TEK İSTEĞİMİZ KATİLLERİN BULUNMASI
Şehidin babası Behçet Durna geçen iki sene için, “Bu zamana kadar oğlumun katillerinin bulunamaması bizi derinden üzüyor. Artık yeter, oğlumun katilleri bulunsun. Hiç kimse ‘oğlun neden öldürüldü, kim öldürdü’ diye sormuyor. Biz sorduğumuzda bize hiçbir bilgi verilmiyor. Oğlumun katillerini örtbas eden, onların bulunması için herhangi bir çalışma yapmayan yetkilileri Allah’a havale ediyorum” şeklinde konuştu.

ŞEHADETİYLE İFTİHAR EDİYORUM
Acısı ilk günkü gibi taze olan şehidin annesi Hafsat teyze ise, “Oğlum bazıları gibi memleketine, insanına zarar veren biri değildi. Onun şahadeti ile iftihar ediyorum. Yetkililerden tek isteğimiz oğlumun katillerinin bulunmasıdır” dedi.

ÇOCUKLARIMI BABALARINA YARAŞIR BİR ŞEKİLDE YETİŞTİRİYORUM

Şehidin hanımı Ayşe Durna da, “Eşimin katilleri geçen iki seneye rağmen hâlâ rahatça geziyorlar. Yetkililerin bu noktada bir şey yaptıklarını duymadık. Birçok olayın aydınlatıldığı, fail-i meçhullerin çözüldüğü bir dönemde eşimin katillerinin bulunamaması bizi derinden üzüyor. Bu acıyı artık içimize gömdük. Bir şehit hanımı olarak şükrediyorum. Bu noktada en büyük uğraşım, Allah’ın izni ile çocuklarımı babalarına yaraşır birer evlat olarak yetiştirmek olacaktır inşallah” ifadelerini kullandı.

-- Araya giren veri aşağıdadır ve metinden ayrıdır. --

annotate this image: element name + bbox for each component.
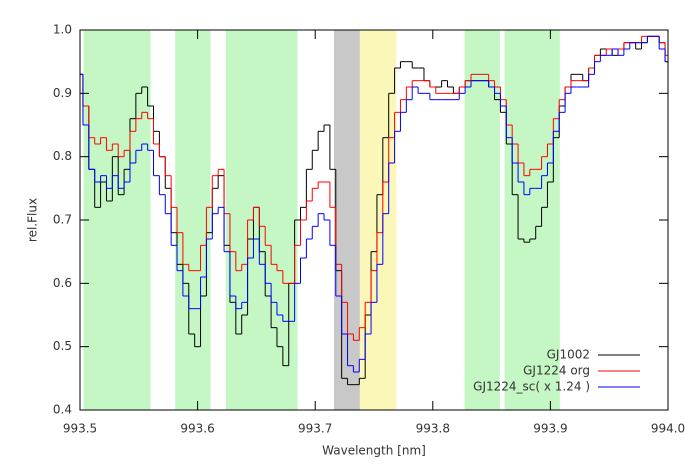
shaded-region <box>464 30 500 410</box>
x-tick-label: 993.6 <box>180 422 214 436</box>
shaded-region <box>83 30 151 410</box>
x-tick-label: 993.8 <box>416 422 450 436</box>
legend-label: GJ1002 <box>547 348 590 362</box>
y-tick-label: 0.7 <box>53 213 72 227</box>
y-tick-label: 0.4 <box>53 403 72 417</box>
x-axis-label: Wavelength [nm] <box>322 444 426 458</box>
y-tick-label: 0.5 <box>53 339 72 353</box>
shaded-region <box>334 30 360 410</box>
shaded-region <box>225 30 298 410</box>
x-tick-label: 993.5 <box>63 422 97 436</box>
shaded-region <box>175 30 211 410</box>
shaded-region <box>504 30 560 410</box>
x-tick-label: 993.9 <box>533 422 567 436</box>
y-tick-label: 0.9 <box>53 86 72 100</box>
y-tick-label: 0.6 <box>53 276 72 290</box>
y-axis-label: rel.Flux <box>26 198 40 242</box>
y-tick-label: 1.0 <box>53 23 72 37</box>
x-tick-label: 994.0 <box>651 422 685 436</box>
legend-label: GJ1224_sc( x 1.24 ) <box>473 380 590 394</box>
y-tick-label: 0.8 <box>53 149 72 163</box>
x-tick-label: 993.7 <box>298 422 332 436</box>
legend-label: GJ1224 org <box>523 364 590 378</box>
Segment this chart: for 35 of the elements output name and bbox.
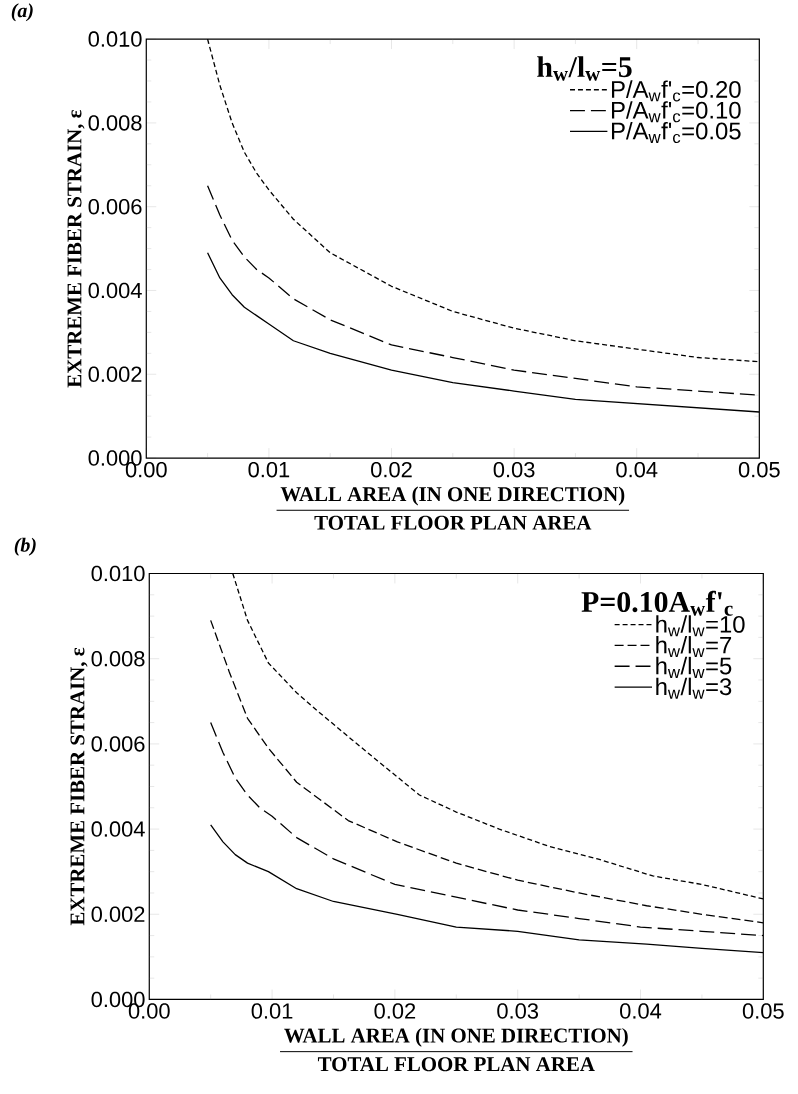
x-tick-label: 0.05 (738, 461, 780, 478)
y-tick-label: 0.002 (88, 366, 142, 383)
y-tick-label: 0.002 (91, 906, 145, 923)
y-tick-label: 0.006 (91, 736, 145, 752)
legend-title: h$_{w}$/l$_{w}$=5 (537, 56, 632, 81)
chart-title: (a) (11, 3, 33, 22)
x-tick-label: 0.02 (370, 461, 412, 478)
x-axis-title: WALL AREA (IN ONE DIRECTION) (284, 1027, 628, 1047)
legend-label: h$_{w}$/l$_{w}$=3 (656, 677, 732, 699)
x-tick-label: 0.05 (742, 1003, 784, 1019)
y-tick-label: 0.008 (91, 650, 145, 667)
legend-label: P/A$_{w}$f'$_{c}$=0.20 (611, 80, 741, 102)
x-tick-label: 0.03 (497, 1003, 538, 1019)
y-axis-title: EXTREME FIBER STRAIN, ε (67, 109, 85, 388)
x-tick-label: 0.02 (374, 1003, 416, 1019)
y-tick-label: 0.010 (88, 31, 142, 47)
x-axis-title: WALL AREA (IN ONE DIRECTION) (280, 486, 625, 506)
y-tick-label: 0.004 (91, 821, 145, 837)
x-tick-label: 0.03 (493, 461, 535, 478)
legend-label: h$_{w}$/l$_{w}$=5 (656, 656, 732, 678)
legend-label: h$_{w}$/l$_{w}$=10 (656, 615, 745, 637)
x-tick-label: 0.01 (248, 461, 290, 478)
x-tick-label: 0.01 (251, 1003, 293, 1019)
y-tick-label: 0.010 (91, 565, 145, 582)
x-tick-label: 0.04 (619, 1003, 662, 1019)
chart-title: (b) (14, 537, 36, 556)
text: TOTAL FLOOR PLAN AREA (317, 1057, 595, 1072)
y-tick-label: 0.006 (88, 198, 142, 215)
legend-title: P=0.10A$_{w}$f'$_{c}$ (581, 590, 733, 616)
text: TOTAL FLOOR PLAN AREA (314, 515, 592, 530)
x-tick-label: 0.04 (616, 461, 658, 478)
y-tick-label: 0.004 (88, 282, 142, 299)
y-tick-label: 0.008 (88, 115, 142, 131)
legend-label: P/A$_{w}$f'$_{c}$=0.10 (611, 101, 741, 123)
y-axis-title: EXTREME FIBER STRAIN, ε (70, 647, 88, 926)
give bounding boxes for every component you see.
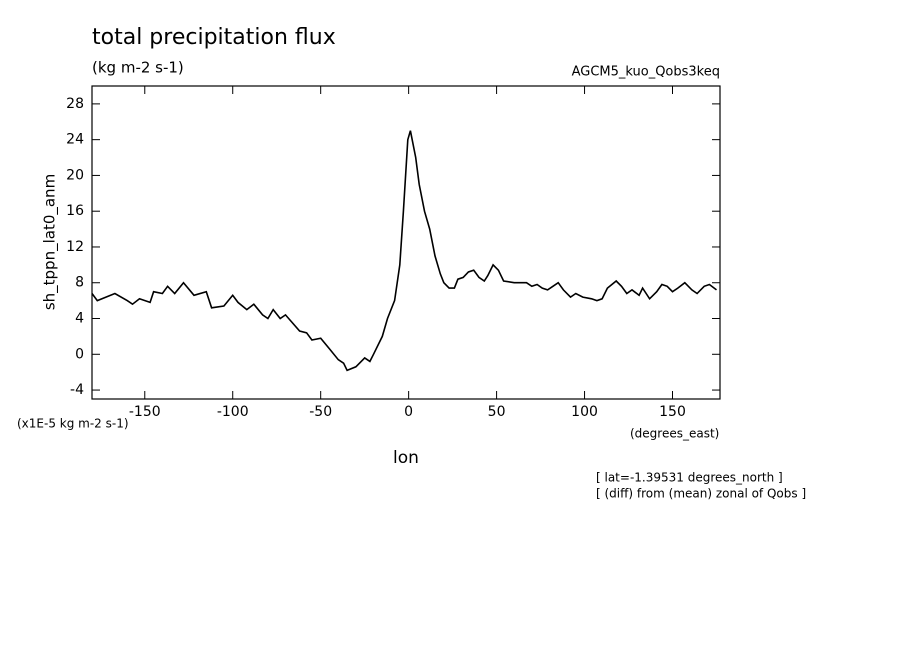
x-tick-label: 0 <box>404 404 413 420</box>
x-tick-label: -150 <box>129 404 161 420</box>
x-axis-label: lon <box>393 448 419 468</box>
y-units: (x1E-5 kg m-2 s-1) <box>17 417 129 431</box>
x-units: (degrees_east) <box>630 427 719 441</box>
y-tick-label: -4 <box>70 382 84 398</box>
y-tick-label: 8 <box>75 275 84 291</box>
y-tick-label: 0 <box>75 346 84 362</box>
x-tick-label: -50 <box>309 404 332 420</box>
subtitle: (kg m-2 s-1) <box>92 59 184 77</box>
data-line <box>91 130 717 372</box>
x-tick-label: 100 <box>571 404 598 420</box>
x-tick-label: 150 <box>659 404 686 420</box>
y-tick-label: 4 <box>75 311 84 327</box>
y-tick-label: 12 <box>66 239 84 255</box>
y-tick-label: 24 <box>66 132 84 148</box>
y-tick-label: 16 <box>66 203 84 219</box>
note: [ lat=-1.39531 degrees_north ] <box>596 471 783 485</box>
y-tick-label: 28 <box>66 96 84 112</box>
x-tick-label: -100 <box>217 404 249 420</box>
note: [ (diff) from (mean) zonal of Qobs ] <box>596 487 806 501</box>
dataset-label: AGCM5_kuo_Qobs3keq <box>572 65 720 80</box>
y-tick-label: 20 <box>66 167 84 183</box>
y-axis-label: sh_tppn_lat0_anm <box>41 174 60 310</box>
x-tick-label: 50 <box>488 404 506 420</box>
chart-title: total precipitation flux <box>92 25 336 50</box>
plot-frame <box>91 85 721 400</box>
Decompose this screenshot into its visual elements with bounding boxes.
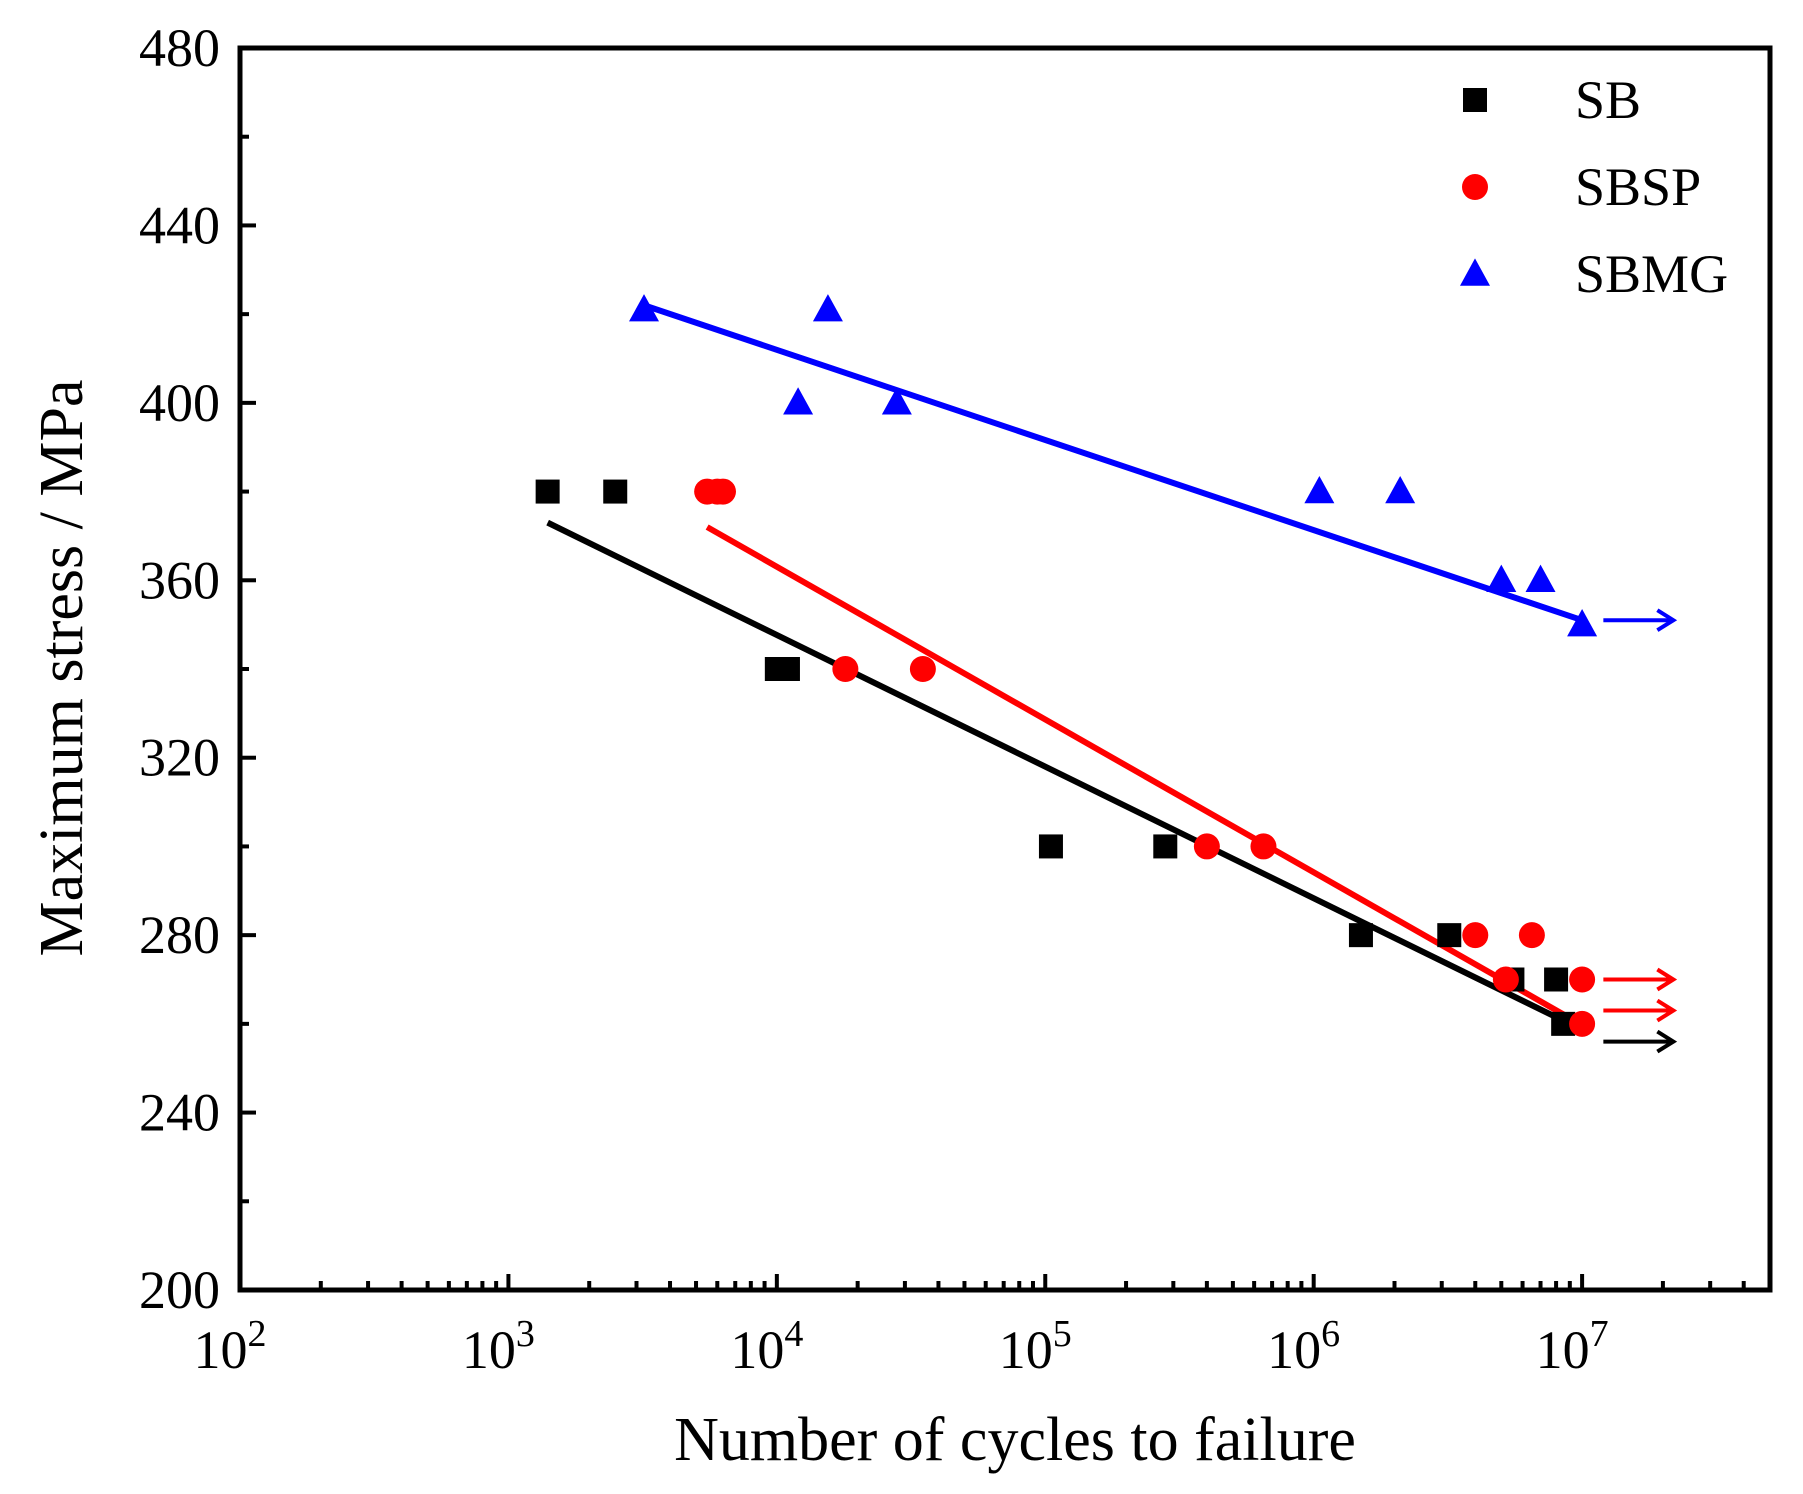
data-point-sbsp (1518, 922, 1545, 949)
x-tick-label: 106 (1267, 1313, 1340, 1380)
x-tick-label: 102 (194, 1313, 267, 1380)
y-tick-label: 480 (139, 18, 220, 78)
data-point-sb (1437, 923, 1462, 948)
y-tick-label: 200 (139, 1260, 220, 1320)
data-point-sbmg (1304, 475, 1335, 504)
data-point-sb (535, 479, 560, 504)
y-axis-title: Maximum stress / MPa (28, 380, 96, 957)
arrow-head (1656, 998, 1678, 1023)
y-tick-label: 280 (139, 905, 220, 965)
data-point-sbsp (832, 656, 859, 682)
data-point-sbmg (1385, 475, 1416, 504)
x-tick-label: 107 (1536, 1313, 1609, 1380)
x-tick-label: 105 (999, 1313, 1072, 1380)
data-point-sb (1038, 834, 1063, 859)
runout-arrow-sbsp (1603, 967, 1678, 992)
legend-label-sbmg: SBMG (1575, 244, 1728, 304)
legend-label-sb: SB (1575, 70, 1641, 130)
y-tick-label: 360 (139, 550, 220, 610)
data-point-sb (1544, 967, 1569, 992)
legend-marker-sbsp (1462, 174, 1488, 200)
axis-ticks (238, 46, 1772, 1292)
data-point-sbsp (1250, 833, 1277, 860)
data-point-sb (1348, 923, 1373, 948)
y-tick-label: 320 (139, 728, 220, 788)
runout-arrow-sbsp (1603, 998, 1678, 1023)
data-point-sbsp (1569, 966, 1596, 993)
data-point-sbsp (1492, 966, 1519, 993)
data-point-sbsp (1569, 1010, 1596, 1037)
plot-frame (237, 45, 1773, 1293)
data-point-sbmg (881, 387, 912, 415)
data-point-sb (1153, 834, 1178, 859)
data-point-sbmg (1486, 564, 1517, 592)
data-markers (535, 294, 1598, 1037)
tick-labels: 200 240 280 320 360 400 440 480 102 103 104 105 106 1… (139, 18, 1609, 1380)
data-point-sbsp (1193, 833, 1220, 860)
data-point-sb (603, 479, 628, 504)
legend-label-sbsp: SBSP (1575, 157, 1701, 217)
arrow-head (1656, 608, 1678, 632)
data-point-sbsp (1462, 922, 1489, 949)
data-point-sbmg (812, 294, 843, 322)
data-point-sbsp (709, 478, 736, 505)
x-tick-label: 103 (462, 1313, 535, 1380)
data-point-sbmg (629, 294, 660, 322)
fit-line-sbsp (705, 524, 1590, 1031)
y-tick-label: 440 (139, 195, 220, 255)
fit-line-sbmg (643, 302, 1584, 624)
data-point-sb (775, 657, 800, 681)
data-point-sbmg (783, 387, 814, 415)
data-point-sbmg (1525, 564, 1556, 592)
x-axis-title: Number of cycles to failure (674, 1406, 1356, 1474)
data-point-sbsp (909, 656, 936, 682)
runout-arrow-sbmg (1603, 608, 1678, 632)
fit-line-sb (546, 519, 1572, 1027)
runout-arrows (1603, 608, 1678, 1054)
runout-arrow-sb (1603, 1029, 1678, 1054)
x-tick-label: 104 (730, 1313, 803, 1380)
legend: SB SBSP SBMG (1460, 70, 1728, 304)
legend-marker-sb (1463, 88, 1487, 112)
axes-frame (237, 45, 1773, 1293)
fit-lines (546, 302, 1590, 1031)
y-tick-label: 400 (139, 373, 220, 433)
y-tick-label: 240 (139, 1083, 220, 1143)
arrow-head (1656, 967, 1678, 992)
arrow-head (1656, 1029, 1678, 1054)
data-point-sbmg (1567, 609, 1598, 637)
legend-marker-sbmg (1460, 258, 1490, 286)
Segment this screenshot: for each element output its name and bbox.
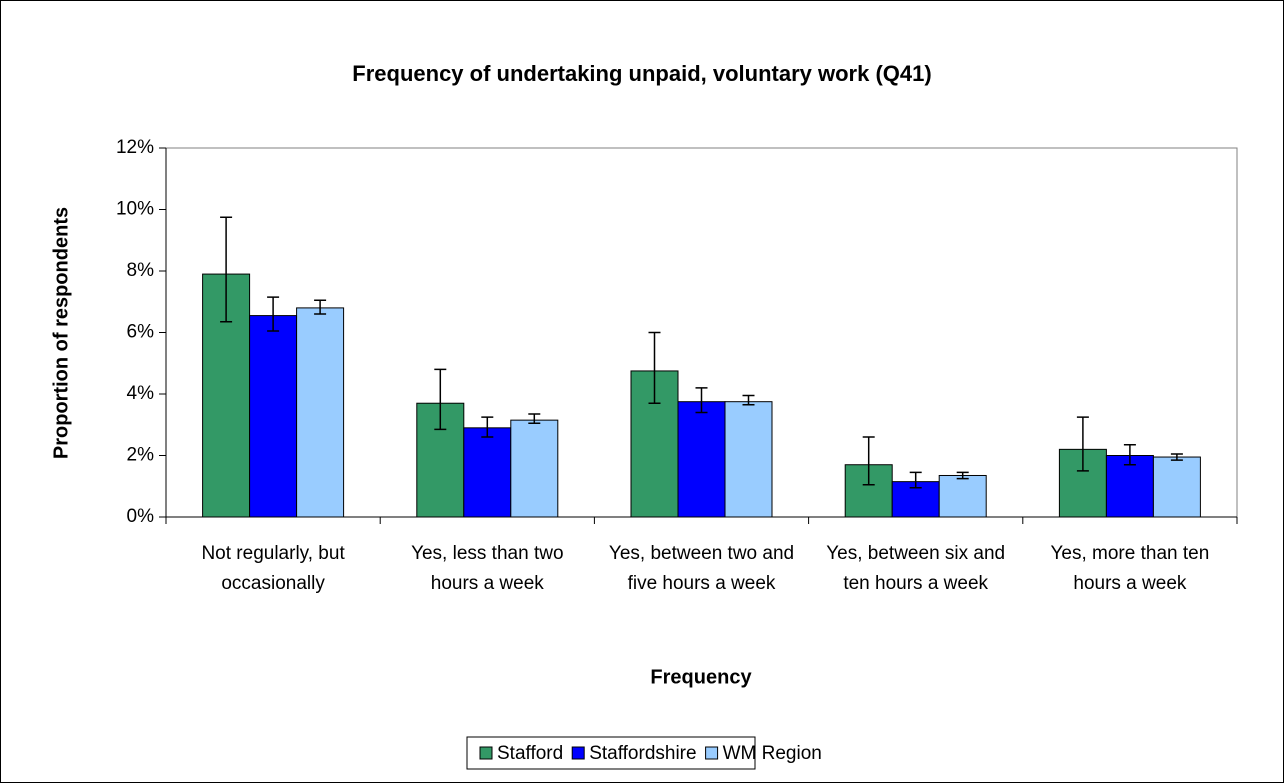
error-bar [956, 471, 969, 480]
error-bar [742, 394, 755, 406]
legend-label: Staffordshire [589, 743, 696, 764]
legend-swatch [571, 746, 585, 760]
y-tick-label: 0% [127, 506, 155, 527]
bar [296, 307, 345, 518]
error-bar [862, 436, 875, 486]
error-bar [220, 216, 233, 323]
y-axis-title: Proportion of respondents [50, 207, 72, 459]
y-tick-label: 4% [127, 383, 155, 404]
y-tick-label: 2% [127, 445, 155, 466]
error-bar [1123, 443, 1136, 466]
x-tick-label: Yes, more than ten hours a week [1050, 543, 1210, 594]
x-axis-title: Frequency [650, 666, 752, 688]
legend-swatch [705, 746, 719, 760]
bar [1105, 455, 1154, 518]
chart-title: Frequency of undertaking unpaid, volunta… [352, 61, 931, 86]
y-tick-label: 6% [127, 322, 155, 343]
y-tick-label: 8% [127, 260, 155, 281]
y-tick-label: 12% [116, 137, 154, 158]
bar [938, 474, 987, 518]
error-bar [434, 368, 447, 431]
error-bar [1170, 453, 1183, 461]
error-bar [695, 387, 708, 414]
legend-label: Stafford [497, 743, 563, 764]
x-tick-label: Yes, between six and ten hours a week [826, 543, 1006, 594]
bar [463, 427, 512, 518]
x-tick-label: Yes, less than two hours a week [411, 543, 564, 594]
legend-swatch [479, 746, 493, 760]
bar [249, 315, 298, 518]
error-bar [909, 471, 922, 489]
error-bar [267, 296, 280, 332]
error-bar [648, 331, 661, 404]
y-tick-label: 10% [116, 199, 154, 220]
bar [1152, 456, 1201, 518]
x-tick-label: Not regularly, but occasionally [201, 543, 345, 594]
bar [724, 401, 773, 518]
legend-label: WM Region [723, 743, 822, 764]
error-bar [314, 299, 327, 315]
error-bar [1076, 416, 1089, 472]
error-bar [481, 416, 494, 438]
bar [677, 401, 726, 518]
error-bar [528, 413, 541, 424]
bar [510, 419, 559, 518]
x-tick-label: Yes, between two and five hours a week [608, 543, 795, 594]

ŞEHİD UBEYDULLAH DURNA (1981 - 2011)
Ubeydullah Durna, 1981 yılında Yüksekova’nın Aksu Köyü’nde doğdu. Ailenin en büyük çocuğu olan Şehid Ubeydullah askerliğini yaptıktan sonra evlendi. Geçimini sağlamak için inşaatlarda çalışmaya başlayan şehid, iş hayatında sahip olduğu ahlak ile her zaman işini sağlam yapan ve sözünün arkasında duran biri olarak tanındı. Şehidin biri 8 yaşında Şehadet isimli, diğeri de 6 yaşında Hattab isimli iki çocuğu var. Yüksekova Mustazaf-Der Temsilciliği’nin şubeye dönüşmesi sonrası dernek başkan yardımcılığı yapan Şehid Ubeydullah, bu alandaki çalışmalarını daha da yoğunlaştırdı. Gençlere Kur’an dersi veren şehid, köylerinde birçok İslami programın gerçekleşmesine de öncülük etti. Yüksekova Mustazaf-Der’e yapılan her saldırı sonrası işini gücünü bırakan Şehid Ubeydullah, derneğin yeniden hizmete girmesi için elinden gelen gayreti gösterdi. Derneğin boya, sıva, çatı ve temizlik işlerinde kendini en çok gösteren isimlerden biri olan şehid, en sonunda kendi eliyle yaptığı dernek çatısı üzerinde 5 Mayıs 2011 Perşembe günü PKK/KCK tarafından yapılan silahlı saldırıda şehadete ulaştı.